Erjeb reçut toutes ces instructions d’un air guindé et sans que son sourire néfaste quittât ses lèvres crispées ; puis, faisant un signe d’intelligence à son père, il partit. Hassan ne répondit à ce signe que par un regard où l’étonnement se mêlait à l’inquiétude, mais il se remit aussitôt et reprit son impassibilité naturelle. Il eut ensuite avec son hôte une conversation confidentielle sur plusieurs questions d’intérêt commercial. On a deviné sans doute que le respectable vieillard remplissait auprès du Kurde les doubles fonctions de receleur et d’espion. C’était lui, comme on l’a vu, qui avait informé Méhémed-Bey de la route que comptait suivre certain courrier de l’état porteur de grosses sommes. Celles-ci n’avaient pas été déposées chez lui, mais il en était autrement des marchandises enlevées aux caravanes qui traversaient cette partie de l’Asie, car le vieil Hassan était autorisé à prélever une part de prise sur ces objets. Comme tous ceux qui trafiquent en gros et avec le bien d’autrui, Méhémed était fort accommodant en affaires, et il ne cherchait jamais querelle à son associé sur la proportion exagérée de ses profits. Aussi l’entretien fut-il tout pacifique et amical, et le vieillard se retira satisfait de son hôte.
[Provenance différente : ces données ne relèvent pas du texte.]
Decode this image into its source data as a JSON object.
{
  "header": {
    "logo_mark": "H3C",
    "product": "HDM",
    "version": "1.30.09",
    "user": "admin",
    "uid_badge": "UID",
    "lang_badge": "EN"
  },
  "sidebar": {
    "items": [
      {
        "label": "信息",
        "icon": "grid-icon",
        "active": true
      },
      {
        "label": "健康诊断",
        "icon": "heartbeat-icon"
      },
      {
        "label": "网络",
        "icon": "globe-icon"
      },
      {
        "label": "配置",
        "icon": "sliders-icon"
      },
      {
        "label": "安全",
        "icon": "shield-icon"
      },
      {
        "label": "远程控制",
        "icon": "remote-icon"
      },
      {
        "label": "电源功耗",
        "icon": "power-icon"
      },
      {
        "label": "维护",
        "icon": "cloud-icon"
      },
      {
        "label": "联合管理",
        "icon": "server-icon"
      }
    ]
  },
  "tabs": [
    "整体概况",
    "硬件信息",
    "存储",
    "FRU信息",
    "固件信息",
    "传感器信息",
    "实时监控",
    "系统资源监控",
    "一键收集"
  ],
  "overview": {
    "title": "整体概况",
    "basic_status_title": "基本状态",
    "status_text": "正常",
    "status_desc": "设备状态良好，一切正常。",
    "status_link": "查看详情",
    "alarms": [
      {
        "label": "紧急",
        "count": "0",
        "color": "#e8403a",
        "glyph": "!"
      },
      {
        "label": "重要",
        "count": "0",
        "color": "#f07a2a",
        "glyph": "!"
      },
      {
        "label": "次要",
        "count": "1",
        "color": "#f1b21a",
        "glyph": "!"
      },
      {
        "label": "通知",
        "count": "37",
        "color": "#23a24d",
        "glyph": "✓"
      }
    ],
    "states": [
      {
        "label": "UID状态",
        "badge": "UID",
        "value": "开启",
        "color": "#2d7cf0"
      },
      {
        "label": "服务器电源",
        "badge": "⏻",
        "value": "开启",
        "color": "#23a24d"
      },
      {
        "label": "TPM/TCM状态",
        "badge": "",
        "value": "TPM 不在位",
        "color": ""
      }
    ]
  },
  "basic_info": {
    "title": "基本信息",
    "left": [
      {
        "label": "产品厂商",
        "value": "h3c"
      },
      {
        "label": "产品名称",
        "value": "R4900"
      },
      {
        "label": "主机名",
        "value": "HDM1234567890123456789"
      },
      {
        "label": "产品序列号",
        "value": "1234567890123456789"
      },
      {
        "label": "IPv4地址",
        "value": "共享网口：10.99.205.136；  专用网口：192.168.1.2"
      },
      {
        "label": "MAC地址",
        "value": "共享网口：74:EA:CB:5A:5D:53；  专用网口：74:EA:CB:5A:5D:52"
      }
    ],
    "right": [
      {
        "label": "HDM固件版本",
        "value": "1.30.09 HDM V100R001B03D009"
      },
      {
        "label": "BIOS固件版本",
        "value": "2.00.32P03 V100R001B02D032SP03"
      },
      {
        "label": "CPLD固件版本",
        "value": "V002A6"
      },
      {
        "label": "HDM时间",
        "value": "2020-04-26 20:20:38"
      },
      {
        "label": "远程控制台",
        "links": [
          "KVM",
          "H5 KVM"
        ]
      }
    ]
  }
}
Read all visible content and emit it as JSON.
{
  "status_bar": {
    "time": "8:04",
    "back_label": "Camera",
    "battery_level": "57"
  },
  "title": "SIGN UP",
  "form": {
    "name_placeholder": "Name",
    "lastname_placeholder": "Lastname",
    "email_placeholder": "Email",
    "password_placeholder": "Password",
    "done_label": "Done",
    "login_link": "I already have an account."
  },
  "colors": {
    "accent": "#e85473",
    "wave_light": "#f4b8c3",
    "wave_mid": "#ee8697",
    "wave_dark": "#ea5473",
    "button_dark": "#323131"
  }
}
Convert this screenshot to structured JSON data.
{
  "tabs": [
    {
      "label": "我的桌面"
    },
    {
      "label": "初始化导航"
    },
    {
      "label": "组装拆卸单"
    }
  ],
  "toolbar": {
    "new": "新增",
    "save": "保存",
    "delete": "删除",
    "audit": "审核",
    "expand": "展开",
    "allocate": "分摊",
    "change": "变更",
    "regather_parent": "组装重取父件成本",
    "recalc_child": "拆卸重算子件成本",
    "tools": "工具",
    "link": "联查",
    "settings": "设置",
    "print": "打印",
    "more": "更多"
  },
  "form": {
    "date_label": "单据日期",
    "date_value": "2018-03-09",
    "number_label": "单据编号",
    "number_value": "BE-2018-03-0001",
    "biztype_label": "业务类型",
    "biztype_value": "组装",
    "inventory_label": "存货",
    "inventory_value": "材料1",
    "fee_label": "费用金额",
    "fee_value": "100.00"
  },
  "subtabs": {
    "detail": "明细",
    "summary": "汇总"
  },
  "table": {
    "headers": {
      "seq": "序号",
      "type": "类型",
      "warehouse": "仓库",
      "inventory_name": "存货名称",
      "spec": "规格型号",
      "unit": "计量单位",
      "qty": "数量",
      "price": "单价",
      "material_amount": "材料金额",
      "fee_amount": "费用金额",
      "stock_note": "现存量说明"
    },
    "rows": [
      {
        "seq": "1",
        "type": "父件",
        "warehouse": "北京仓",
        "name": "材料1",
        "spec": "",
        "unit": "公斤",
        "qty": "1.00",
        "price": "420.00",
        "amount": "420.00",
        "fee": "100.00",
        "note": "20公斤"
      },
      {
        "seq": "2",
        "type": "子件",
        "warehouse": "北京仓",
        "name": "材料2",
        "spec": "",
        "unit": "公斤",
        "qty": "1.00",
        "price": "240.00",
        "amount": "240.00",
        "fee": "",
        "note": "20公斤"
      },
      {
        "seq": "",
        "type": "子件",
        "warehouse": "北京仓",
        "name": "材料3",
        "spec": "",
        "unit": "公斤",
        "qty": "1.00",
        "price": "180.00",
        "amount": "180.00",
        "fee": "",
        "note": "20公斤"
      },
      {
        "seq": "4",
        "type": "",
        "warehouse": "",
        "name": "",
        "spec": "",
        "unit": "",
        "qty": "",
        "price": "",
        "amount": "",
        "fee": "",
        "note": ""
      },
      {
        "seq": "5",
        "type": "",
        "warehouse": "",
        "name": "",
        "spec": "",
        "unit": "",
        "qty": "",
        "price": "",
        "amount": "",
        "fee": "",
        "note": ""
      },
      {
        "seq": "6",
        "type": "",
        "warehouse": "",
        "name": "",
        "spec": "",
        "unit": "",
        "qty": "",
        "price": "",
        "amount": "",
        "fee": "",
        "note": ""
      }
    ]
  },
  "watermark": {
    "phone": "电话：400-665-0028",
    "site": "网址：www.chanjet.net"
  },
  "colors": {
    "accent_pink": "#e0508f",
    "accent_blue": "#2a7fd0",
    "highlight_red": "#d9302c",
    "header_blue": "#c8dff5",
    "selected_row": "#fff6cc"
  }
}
Celui-ci retourna auprès d’Habibé, qu’il trouva entourée d’une troupe de femmes, accablée de questions et de prévenances. Quoique accoutumée au perpétuel bavardage du harem, Habibé, à cause sans doute de sa faiblesse maladive, supportait avec peine tout ce bruit, et Méhémed, qui le comprit aisément, se hâta d’y mettre fin en demandant à souper. C’était ouvrir une nouvelle voie aux vagues de cette mer agitée. Il y avait désormais autre chose à faire que de parler. Toutes les femmes se précipitèrent dans des directions diverses, et reparurent bientôt, apportant un pliant et un grand plateau, élémens constitutifs d’une table turque, des nappes, des serviettes, des cuillers en bois, des gobelets et des plats d’étain. Les mets vinrent ensuite : c’était d’abord du hachis de viande, puis du poisson à l’étuvée, du lait caillé, de la crème bouillie, du miel, des confitures, des fruits cuits, des tartes, des gâteaux, des légumes nageant dans le beurre, des boulettes de farine d’avoine roulées dans des feuilles de vigne, de la viande grillée, puis bouillie dans son jus, enfin un chevreau tout entier, cuit au four dans un puits, et pour

  1. Le mot sulfate ainsi employé par les Turcs désigne le quinine ou le sulfate par excellence.